La Sacem dans le collimateur de Bruxelles

Par Par David STRAUS, le 27 janvier 2006 à 10h52 , mis à jour le 16 juillet 2008 à 14h41

La Commission européenne reproche à la société française de gestion des droits d'auteur et à ses homologues européennes d'empêcher de facto la naissance d'une licence de diffusion de musique paneuropéenne.

Médiathèque Commission Européenne © INTERNE

Selon Les Echos, la Commission européenne s'apprête à remettre radicalement en cause le système actuel de la gestion des droits d'auteur. Elle reproche à la Sacem et aux autres sociétés nationales de droits d'auteur d'enfreindre le droit communautaire en refusant d'accorder des licences paneuropéennes. L'affaire pourrait rapidement prendre un tour politique, surtout en France, où le débat sur les droits d'auteur bat son plein.
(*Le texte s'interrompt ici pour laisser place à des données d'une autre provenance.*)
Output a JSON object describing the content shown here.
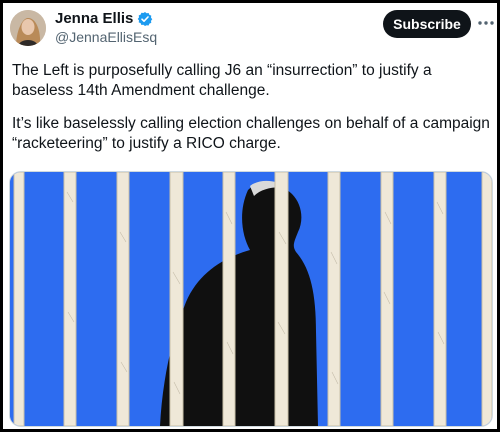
{
  "author": {
    "display_name": "Jenna Ellis",
    "handle": "@JennaEllisEsq",
    "verified": true,
    "avatar_icon": "avatar-photo"
  },
  "actions": {
    "subscribe_label": "Subscribe",
    "more_icon": "more-horizontal-icon"
  },
  "post": {
    "paragraph_1": "The Left is purposefully calling J6 an “insurrection” to justify a baseless 14th Amendment challenge.",
    "paragraph_2": "It’s like baselessly calling election challenges on behalf of a campaign “racketeering” to justify a RICO charge."
  },
  "media": {
    "description": "image-bars-silhouette",
    "colors": {
      "background": "#2d6cf0",
      "bars": "#efe8d8",
      "silhouette": "#101010"
    }
  },
  "colors": {
    "text_primary": "#0f1419",
    "text_secondary": "#536471",
    "verified_blue": "#1d9bf0",
    "button_bg": "#0f1419"
  }
}
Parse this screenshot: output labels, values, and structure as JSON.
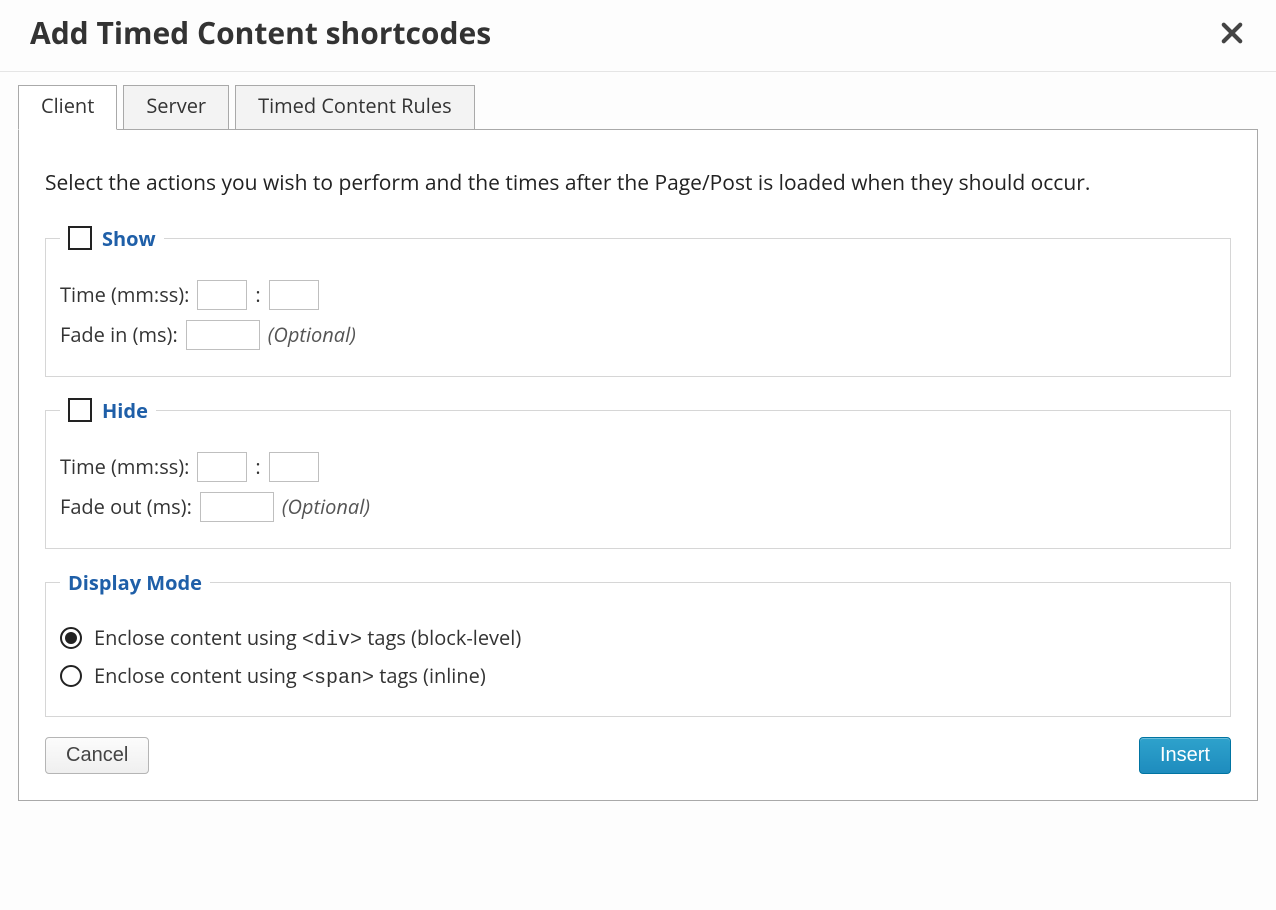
{
  "dialog": {
    "title": "Add Timed Content shortcodes"
  },
  "tabs": {
    "client": "Client",
    "server": "Server",
    "rules": "Timed Content Rules"
  },
  "intro": "Select the actions you wish to perform and the times after the Page/Post is loaded when they should occur.",
  "show": {
    "legend": "Show",
    "time_label": "Time (mm:ss):",
    "colon": ":",
    "fade_label": "Fade in (ms):",
    "optional": "(Optional)",
    "mm": "",
    "ss": "",
    "fade": ""
  },
  "hide": {
    "legend": "Hide",
    "time_label": "Time (mm:ss):",
    "colon": ":",
    "fade_label": "Fade out (ms):",
    "optional": "(Optional)",
    "mm": "",
    "ss": "",
    "fade": ""
  },
  "display_mode": {
    "legend": "Display Mode",
    "opt_div_pre": "Enclose content using ",
    "opt_div_code": "<div>",
    "opt_div_post": " tags (block-level)",
    "opt_span_pre": "Enclose content using ",
    "opt_span_code": "<span>",
    "opt_span_post": " tags (inline)"
  },
  "buttons": {
    "cancel": "Cancel",
    "insert": "Insert"
  }
}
La Direction générale de la concurrence accuse les monopoles nationaux de s'être réparti de fait l'attribution des licences pays par pays, de telle sorte qu'un radiodiffuseur opérant dans plusieurs Etats est obligé de négocier plusieurs accords... et de mettre la main au portefeuille à chaque fois. D'après le quotidien économique, RTL serait à l'origine de l'enquête de Bruxelles. Les maisons de disques, elles-mêmes, seraient favorables à la création d'un organisme unique. D'après Les Echos, la procédure n'est qu'à son début. Les sociétés d'auteurs vont avoir l'occasion de se défendre.

Plus avancé sur le Net

La question s'était posée de manière similaire dès 2000 pour les webradios. Plusieurs sociétés de droit d'auteur dans le monde, dont la Sacem, avaient alors reconnu la nécessité d'un guichet unique pour l'obtention d'une licence internationale. Mais, parallèlement, elles avaient signé une sorte de pacte de non agression, empêchant qu'une des sociétés utilise le Net pour conquérir de nouveaux marchés. Connu sous le nom d'accord de Santiago, ce système instaurait un système de licences croisées, chaque société restant maître chez elle mais coopérant avec ses voisines.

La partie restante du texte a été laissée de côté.